I continue to bolster my argument - whatever problems we have with biofuels (and they are numerous) the one problem we won't have is a lack of source material.
Latest example: a company has devised a plasma reactor that takes used tires, whips them up to about 30,000 degrees (fahrenheit, celcius, does it matter?) and thus dissociates the carbon, oxygen, and hydrogen into separate gases. The reactor then cools the gas, and reacts it through a catalyst in to ethanol.
That 30,000 degrees sounds like it would cost a lot, in terms of electricity. But ionized plasmas are well-understood, and you can buy plasma torches commercially. The company's press release (yes, grain of salt) says that the output should be at least 4x as much as the energy input.

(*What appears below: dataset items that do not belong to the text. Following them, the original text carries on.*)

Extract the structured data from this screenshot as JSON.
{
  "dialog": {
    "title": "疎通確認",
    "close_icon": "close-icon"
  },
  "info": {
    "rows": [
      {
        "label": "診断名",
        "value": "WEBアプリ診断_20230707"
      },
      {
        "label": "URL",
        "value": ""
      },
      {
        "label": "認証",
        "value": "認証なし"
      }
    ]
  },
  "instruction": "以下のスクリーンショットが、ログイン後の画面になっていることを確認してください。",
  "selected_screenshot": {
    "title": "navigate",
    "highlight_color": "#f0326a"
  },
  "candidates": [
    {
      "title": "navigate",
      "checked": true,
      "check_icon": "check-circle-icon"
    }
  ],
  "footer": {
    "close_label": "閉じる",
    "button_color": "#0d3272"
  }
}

In the 1970s, the Soviet experimented with a coal-fueled plasma reactor for electricity generation. It was hugely expensive in terms of capital, but had zero particulate emissions and was extremely efficient. So this isn't really buck rogers stuff.
I'm not certain, but it looks to me like this kind of reactor could potentially take almost any kind of carbon-rich waste (plastics, biomass, garbage, dried sewage) and convert it to ethanol. As a bonus, the reaction doesn't need a direct source of natural gas, like conventional ethanol. The ionizing plasma just needs a supply of electrical power, meaning we can potentially power this renewably.
It's nice to think of a future where our cities don't emit massive amounts of solid waste, to be buried in the ground or dumped in to our watersheds. We could potentially scale up technology like this to produce ethanol not just from our current flow of garbage, but our massive garbage reserves as well.
Inevitably, however, our civlization will reach a point where we begin depleting our garbage reserves, a point I will call "Peak Garbage." (Alternately, "Dymaxion's Peak.") We will then need to either massively increase our investment in garbage exploration and production, find alternate sources of garbage and sewage, or dramatically constrain our consumption of garbage. Are we ready for this earth-shaking era in human history?